Multiphoton Imaging
Safety
IR laser is not visible but can still blind you or burn you. Do not put your hand underneath the laser
when scanning, do not put any mirrors under the laser (glass slides are OK) these could reflect the
laser into you eyes.
Do not move any of the equipment behind the microscopes, the lasers are very accurately aligned
and any movement will misalign the system causing it to fail and may make the system unsafe.
Useful Points
The multiphoton laser can be used by both microscopes at the same time if using the same
wavelength. When doing this each microscope will only get half the power.
For 100% power to the upright confocal set the black dial on the first tube coming out of the laser to
100. For 100% power to the inverted confocal set the black dial on the first tube coming out of the
laser to 140. For 50% power to the upright confocal and 50% to the inverted set the black dial to 120
The laser power varies for different wavelengths. When set to 780nm the power output is 3.6
Watts. This is the highest power.
At lower and higher wavelengths the power decreases as described below, and so it is necessary to
increase the % transmission to compensate for this.
Power
600 mWatts
2.5 Watts
3.6 Watts
2.5 Watts
1.6 Watts
300 mWatts
Wavelength
690nm
720 nm
780nm
850 nm
930nm
1000nm
The multiphoton laser
The multiphoton laser produces a femtosecond pulsed laser beam, of a longer wavelength than the
standard confocal laser. The laser causes less damage to the sample and is also able to penetrate
deeper into the sample. Multiphoton excitation requires the near-simultaneous absorption of two
photons and so does not occur outside the focal plane. Consequently the pinhole should be set to
maximally open. This is done using the “Scan” window and selecting the “channel” tab.

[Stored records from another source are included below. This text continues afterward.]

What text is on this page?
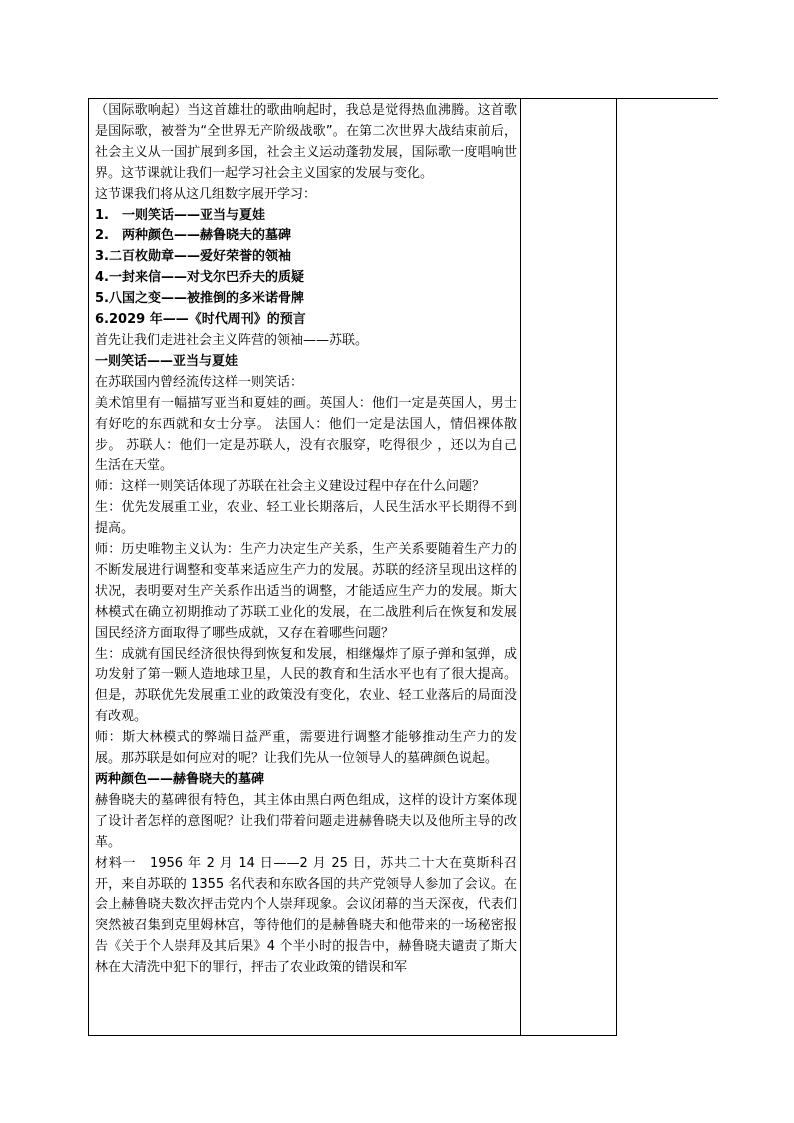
（国际歌响起）当这首雄壮的歌曲响起时，我总是觉得热血沸腾。这首歌是国际歌，被誉为“全世界无产阶级战歌”。在第二次世界大战结束前后，社会主义从一国扩展到多国，社会主义运动蓬勃发展，国际歌一度唱响世界。这节课就让我们一起学习社会主义国家的发展与变化。

这节课我们将从这几组数字展开学习：

1.　一则笑话——亚当与夏娃

2.　两种颜色——赫鲁晓夫的墓碑

3.二百枚勋章——爱好荣誉的领袖

4.一封来信——对戈尔巴乔夫的质疑

5.八国之变——被推倒的多米诺骨牌

6.2029 年——《时代周刊》的预言

首先让我们走进社会主义阵营的领袖——苏联。

一则笑话——亚当与夏娃

在苏联国内曾经流传这样一则笑话：

美术馆里有一幅描写亚当和夏娃的画。英国人：他们一定是英国人，男士有好吃的东西就和女士分享。 法国人：他们一定是法国人，情侣裸体散步。 苏联人：他们一定是苏联人，没有衣服穿，吃得很少 ，还以为自己生活在天堂。

师：这样一则笑话体现了苏联在社会主义建设过程中存在什么问题？

生：优先发展重工业，农业、轻工业长期落后，人民生活水平长期得不到提高。

师：历史唯物主义认为：生产力决定生产关系，生产关系要随着生产力的不断发展进行调整和变革来适应生产力的发展。苏联的经济呈现出这样的状况，表明要对生产关系作出适当的调整，才能适应生产力的发展。斯大林模式在确立初期推动了苏联工业化的发展，在二战胜利后在恢复和发展国民经济方面取得了哪些成就，又存在着哪些问题？

生：成就有国民经济很快得到恢复和发展，相继爆炸了原子弹和氢弹，成功发射了第一颗人造地球卫星，人民的教育和生活水平也有了很大提高。但是，苏联优先发展重工业的政策没有变化，农业、轻工业落后的局面没有改观。

师：斯大林模式的弊端日益严重，需要进行调整才能够推动生产力的发展。那苏联是如何应对的呢？让我们先从一位领导人的墓碑颜色说起。

两种颜色——赫鲁晓夫的墓碑

赫鲁晓夫的墓碑很有特色，其主体由黑白两色组成，这样的设计方案体现了设计者怎样的意图呢？让我们带着问题走进赫鲁晓夫以及他所主导的改革。

材料一　1956 年 2 月 14 日——2 月 25 日，苏共二十大在莫斯科召开，来自苏联的 1355 名代表和东欧各国的共产党领导人参加了会议。在会上赫鲁晓夫数次抨击党内个人崇拜现象。会议闭幕的当天深夜，代表们突然被召集到克里姆林宫，等待他们的是赫鲁晓夫和他带来的一场秘密报告《关于个人崇拜及其后果》4 个半小时的报告中，赫鲁晓夫谴责了斯大林在大清洗中犯下的罪行，抨击了农业政策的错误和军
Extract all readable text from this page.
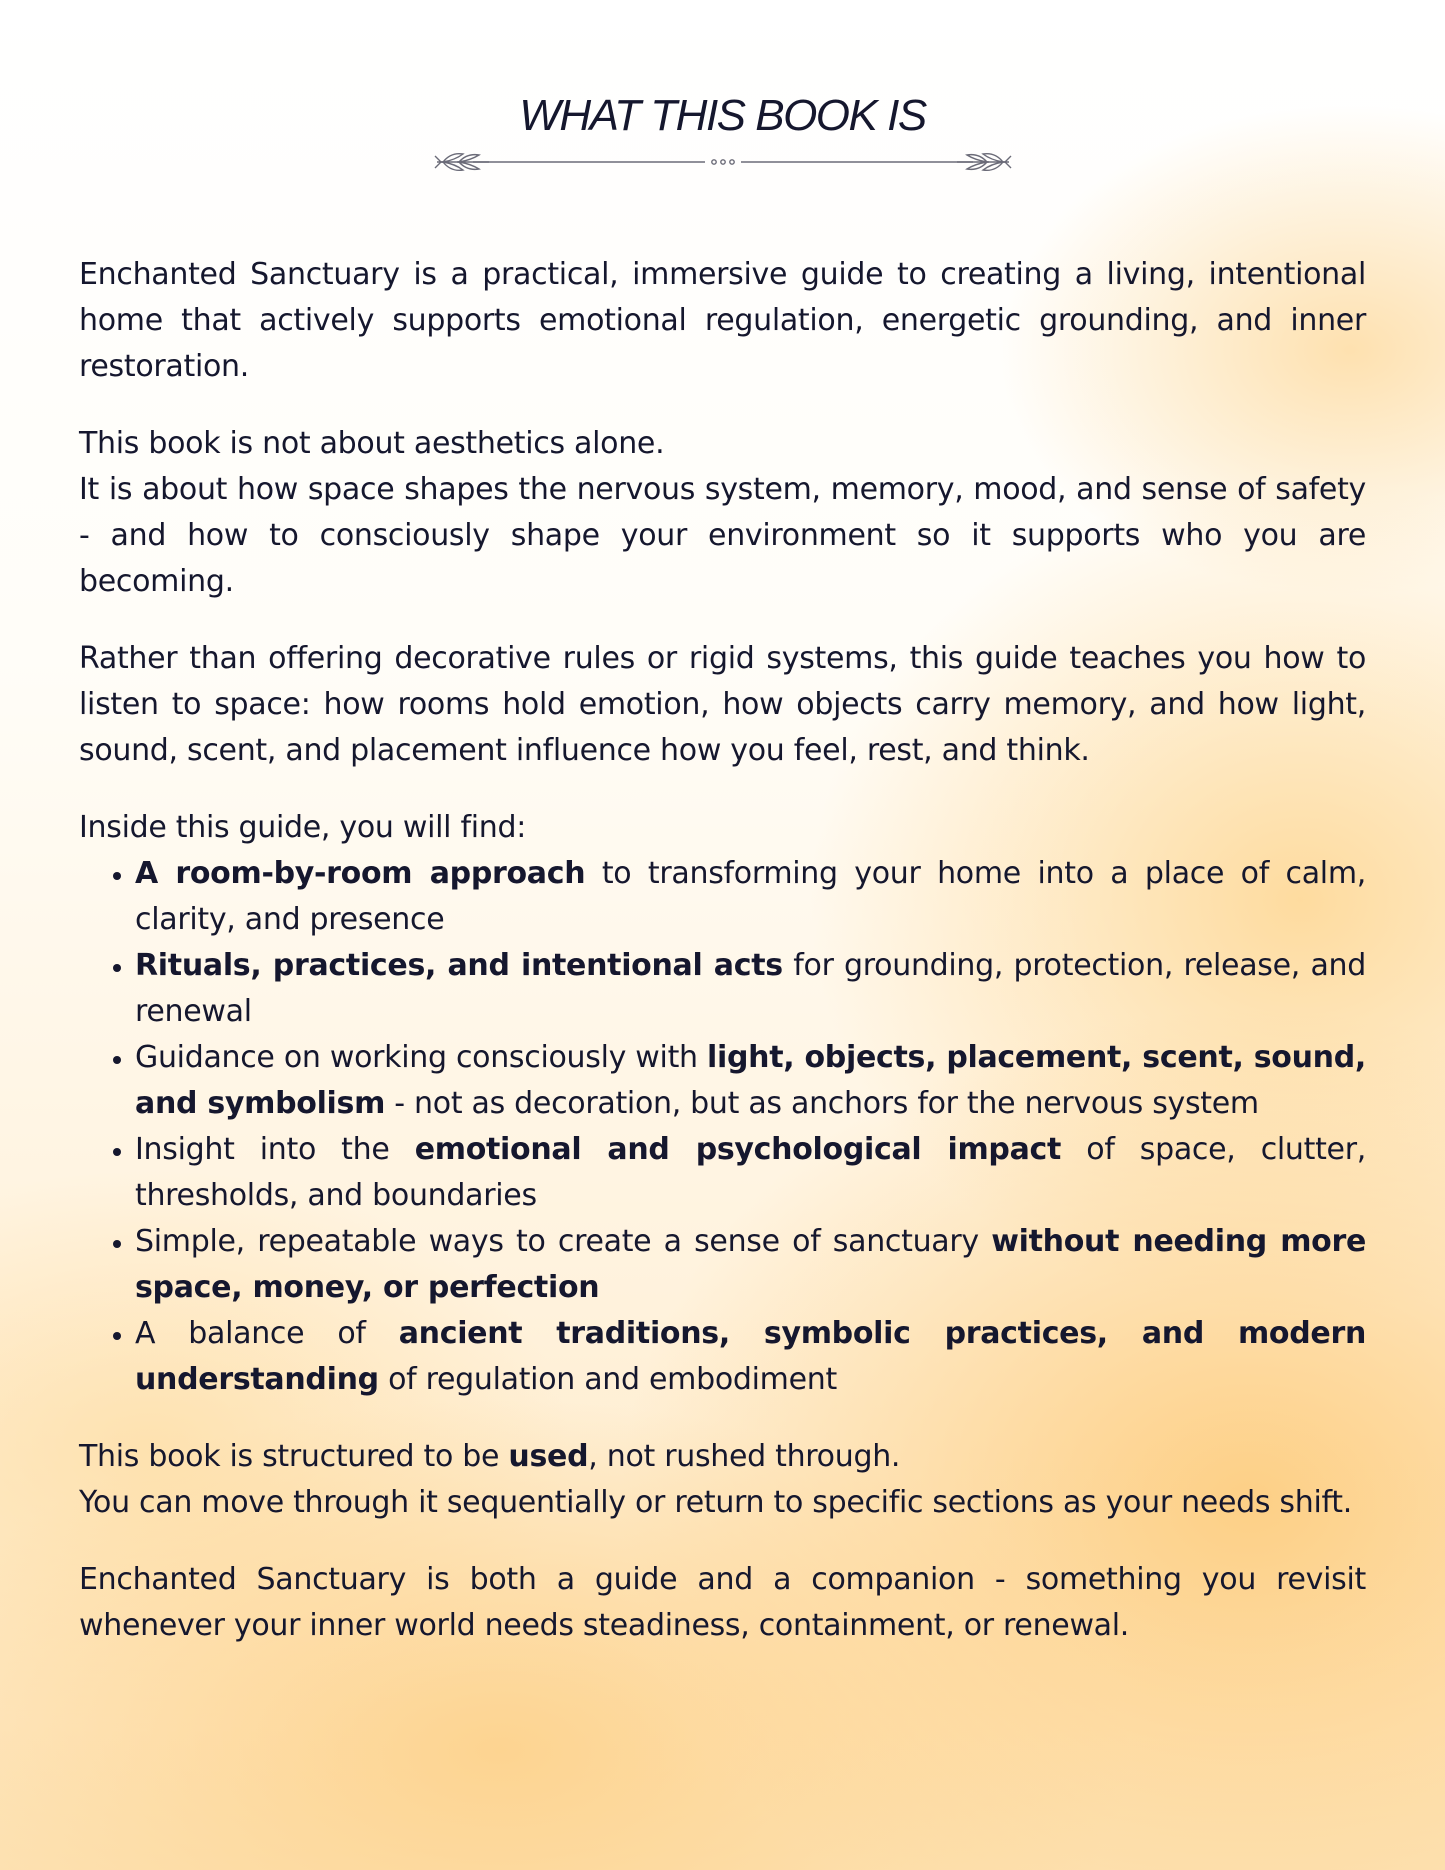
WHAT THIS BOOK IS

Enchanted Sanctuary is a practical, immersive guide to creating a living, intentional home that actively supports emotional regulation, energetic grounding, and inner restoration.

This book is not about aesthetics alone.
It is about how space shapes the nervous system, memory, mood, and sense of safety - and how to consciously shape your environment so it supports who you are becoming.

Rather than offering decorative rules or rigid systems, this guide teaches you how to listen to space: how rooms hold emotion, how objects carry memory, and how light, sound, scent, and placement influence how you feel, rest, and think.

Inside this guide, you will find:

• A room-by-room approach to transforming your home into a place of calm, clarity, and presence
• Rituals, practices, and intentional acts for grounding, protection, release, and renewal
• Guidance on working consciously with light, objects, placement, scent, sound, and symbolism - not as decoration, but as anchors for the nervous system
• Insight into the emotional and psychological impact of space, clutter, thresholds, and boundaries
• Simple, repeatable ways to create a sense of sanctuary without needing more space, money, or perfection
• A balance of ancient traditions, symbolic practices, and modern understanding of regulation and embodiment

This book is structured to be used, not rushed through.
You can move through it sequentially or return to specific sections as your needs shift.

Enchanted Sanctuary is both a guide and a companion - something you revisit whenever your inner world needs steadiness, containment, or renewal.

In single photon microscopy the excitation wavelength is shorter than the emission wavelength. In
multiphoton microscopy the excitation wavelength is longer than the emission wavelength. The
excitation peak is also less specific than for single photon excitation e.g. DAPI can be excited
between 720 and 800nm
Multiphoton Walkthrough
Before entering the LSM software turn the key on the box under the table from STANDBY to ON.
Only 1 PC can control the multiphoton wavelength at a time and depends on where the multiphoton
is connected. This is generally the PC for the upright confocal, but it can easily be changed; ask for
advice if you wish to do this.
To switch on the laser, do as for the other lasers using the LSM software and selecting the “laser”
window and the Chameleon laser from the list. The software will indicate MODE LOCKED when
ready to use.
To adjust the wavelength click MODIFY and type in the wavelength needed.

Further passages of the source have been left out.